Dabei führen zwei Mechanismen zur Aurorabildung. Durch die hohe Kollisionsgeschwindigkeit wird das erdmagnetische Feld verbogen, so dass sich auf der sonnenabgewandten Seite der Erde eine Art magnetisierter Kometenschweif herausbildet. Darüber hinaus gelangt ein Teil des Sternenwinds entlang der Magnetfeldlinien Richtung magnetischer Achse des Planeten zu den Polarregionen, wo er in unterschiedlicher Höhe (bei der Erde zwischen 100 und 500 km) auf die äußeren Atmosphärenschichten trifft. Sobald die Elektronen und Protonen in die Atmosphäre gelangen, regen sie die Luftmoleküle zum Leuchten an.

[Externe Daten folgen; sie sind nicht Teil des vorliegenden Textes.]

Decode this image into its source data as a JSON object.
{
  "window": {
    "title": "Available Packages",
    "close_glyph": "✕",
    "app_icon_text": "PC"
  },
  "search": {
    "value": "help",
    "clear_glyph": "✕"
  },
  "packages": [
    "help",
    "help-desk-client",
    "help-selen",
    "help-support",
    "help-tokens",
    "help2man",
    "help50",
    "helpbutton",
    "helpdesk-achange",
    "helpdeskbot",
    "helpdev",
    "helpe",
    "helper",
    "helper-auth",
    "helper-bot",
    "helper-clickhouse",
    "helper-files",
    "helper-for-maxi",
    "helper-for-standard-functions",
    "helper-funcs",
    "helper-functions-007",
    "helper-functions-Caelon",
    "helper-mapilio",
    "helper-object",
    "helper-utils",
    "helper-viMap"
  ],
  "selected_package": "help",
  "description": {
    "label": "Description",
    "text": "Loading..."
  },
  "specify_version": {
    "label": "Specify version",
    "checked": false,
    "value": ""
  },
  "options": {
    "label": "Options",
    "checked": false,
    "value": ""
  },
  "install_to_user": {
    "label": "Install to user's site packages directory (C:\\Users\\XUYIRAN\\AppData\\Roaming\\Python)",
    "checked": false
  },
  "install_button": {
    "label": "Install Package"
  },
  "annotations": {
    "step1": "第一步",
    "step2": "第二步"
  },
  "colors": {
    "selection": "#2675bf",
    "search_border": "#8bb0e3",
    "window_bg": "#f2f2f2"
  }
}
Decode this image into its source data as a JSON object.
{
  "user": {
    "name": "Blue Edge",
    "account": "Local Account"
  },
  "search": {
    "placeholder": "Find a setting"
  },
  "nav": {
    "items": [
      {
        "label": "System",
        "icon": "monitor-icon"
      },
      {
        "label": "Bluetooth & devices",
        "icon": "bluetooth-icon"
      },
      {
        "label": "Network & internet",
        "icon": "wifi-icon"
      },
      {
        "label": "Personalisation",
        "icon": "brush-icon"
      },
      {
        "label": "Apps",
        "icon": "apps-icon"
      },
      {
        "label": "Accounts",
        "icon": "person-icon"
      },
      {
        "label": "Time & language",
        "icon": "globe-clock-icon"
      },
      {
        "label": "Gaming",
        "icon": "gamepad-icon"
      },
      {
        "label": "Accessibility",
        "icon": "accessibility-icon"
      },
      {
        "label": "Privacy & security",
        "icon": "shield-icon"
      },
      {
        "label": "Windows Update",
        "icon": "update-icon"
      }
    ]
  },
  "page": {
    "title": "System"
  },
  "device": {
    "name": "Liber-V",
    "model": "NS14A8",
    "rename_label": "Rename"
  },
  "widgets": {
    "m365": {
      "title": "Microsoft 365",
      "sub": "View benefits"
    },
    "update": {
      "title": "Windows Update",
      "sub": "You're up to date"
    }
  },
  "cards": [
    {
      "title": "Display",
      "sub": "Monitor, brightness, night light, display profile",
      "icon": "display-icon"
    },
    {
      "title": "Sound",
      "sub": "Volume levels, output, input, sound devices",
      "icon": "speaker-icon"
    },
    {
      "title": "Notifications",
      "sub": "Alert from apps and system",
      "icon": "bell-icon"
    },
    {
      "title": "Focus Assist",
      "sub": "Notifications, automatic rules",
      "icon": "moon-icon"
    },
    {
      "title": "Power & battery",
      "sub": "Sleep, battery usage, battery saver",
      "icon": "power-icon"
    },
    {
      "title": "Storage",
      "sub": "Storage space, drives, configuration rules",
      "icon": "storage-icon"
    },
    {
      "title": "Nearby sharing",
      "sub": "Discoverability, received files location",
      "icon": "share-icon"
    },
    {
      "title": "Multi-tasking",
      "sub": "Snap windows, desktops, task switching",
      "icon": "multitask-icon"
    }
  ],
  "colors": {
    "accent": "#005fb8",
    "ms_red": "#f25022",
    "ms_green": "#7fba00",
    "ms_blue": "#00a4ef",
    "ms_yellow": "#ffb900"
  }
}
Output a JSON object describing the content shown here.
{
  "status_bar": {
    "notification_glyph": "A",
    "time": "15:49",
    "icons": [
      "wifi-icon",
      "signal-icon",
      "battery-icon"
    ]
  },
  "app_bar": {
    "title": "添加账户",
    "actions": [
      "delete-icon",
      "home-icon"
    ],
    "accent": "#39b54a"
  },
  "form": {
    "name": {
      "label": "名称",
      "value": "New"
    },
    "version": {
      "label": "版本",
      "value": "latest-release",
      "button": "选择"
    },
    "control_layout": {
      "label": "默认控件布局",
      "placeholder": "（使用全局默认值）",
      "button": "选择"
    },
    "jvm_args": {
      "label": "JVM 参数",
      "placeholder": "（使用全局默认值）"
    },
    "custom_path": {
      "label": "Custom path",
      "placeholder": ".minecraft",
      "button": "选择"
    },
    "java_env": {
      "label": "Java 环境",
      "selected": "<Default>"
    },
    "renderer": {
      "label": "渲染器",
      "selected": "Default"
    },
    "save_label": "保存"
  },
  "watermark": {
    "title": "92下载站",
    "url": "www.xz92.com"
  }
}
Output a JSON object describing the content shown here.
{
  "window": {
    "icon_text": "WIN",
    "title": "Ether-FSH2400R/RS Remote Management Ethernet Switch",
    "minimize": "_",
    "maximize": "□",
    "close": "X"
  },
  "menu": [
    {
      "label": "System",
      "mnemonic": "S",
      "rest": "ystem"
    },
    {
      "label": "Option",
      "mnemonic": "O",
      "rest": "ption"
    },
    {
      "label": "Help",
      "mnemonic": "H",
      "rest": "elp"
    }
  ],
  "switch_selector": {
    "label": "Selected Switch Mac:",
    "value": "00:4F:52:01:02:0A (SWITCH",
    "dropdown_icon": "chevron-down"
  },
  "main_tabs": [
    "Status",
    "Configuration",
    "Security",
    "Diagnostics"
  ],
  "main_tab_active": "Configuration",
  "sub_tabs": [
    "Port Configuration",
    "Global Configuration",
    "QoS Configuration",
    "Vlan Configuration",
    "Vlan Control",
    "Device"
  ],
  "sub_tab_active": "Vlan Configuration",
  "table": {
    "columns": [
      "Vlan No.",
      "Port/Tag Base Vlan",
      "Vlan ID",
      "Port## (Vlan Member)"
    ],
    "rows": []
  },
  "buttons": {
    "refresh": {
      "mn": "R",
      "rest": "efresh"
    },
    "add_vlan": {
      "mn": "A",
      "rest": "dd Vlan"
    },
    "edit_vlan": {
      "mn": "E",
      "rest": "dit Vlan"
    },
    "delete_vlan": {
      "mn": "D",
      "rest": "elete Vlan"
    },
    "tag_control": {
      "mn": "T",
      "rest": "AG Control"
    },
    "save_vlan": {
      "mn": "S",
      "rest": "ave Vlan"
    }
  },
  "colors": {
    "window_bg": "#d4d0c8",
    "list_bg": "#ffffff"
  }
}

Die beeindruckend anzusehenden Formgebungen, die nicht wenige an fallende Theatervorhänge erinnern, veranschaulichen den Pfad, den die geladenen Partikel entlang der Magnetfeldlinien zwischen der Magnetosphäre und der oberen Atmosphäre (Thermosphäre) nehmen.
Im Rahmen des zweiten Mechanismus‘ werden Protonen und Elektronen aufgrund ihrer unterschiedlichen Ladung in verschiedene Richtungen abgelenkt. Das im hohen Norden einmündende Magnetfeld lässt eine negative und eine positive Ladungswolke entstehen, bei der der negative Ladungspol auf der Abendseite, der positive auf der Morgenseite des Planeten liegt. Zwischen diesen Ladungswolken baut sich in der Magnetosphäre ein elektrisches Feld auf, wodurch eine Art natürlicher Generator entsteht. Aufgrund der in der Magnetosphäre noch vorhandenen einzelnen, durch UV-Strahlung und Sternwind ionisierten (zumindest bei der Erde) Luftmoleküle (das sind solche, bei denen durch das Auftreffen der Teilchen des Sternwindes mindestens ein Elektron herausgeschlagen wird, so dass das Molekül als positiv geladenes Ion zurückbleibt) fließt ein Strom zwischen den beiden Ladungspolen, der zum Aufflammen der Lichtphänomene führt.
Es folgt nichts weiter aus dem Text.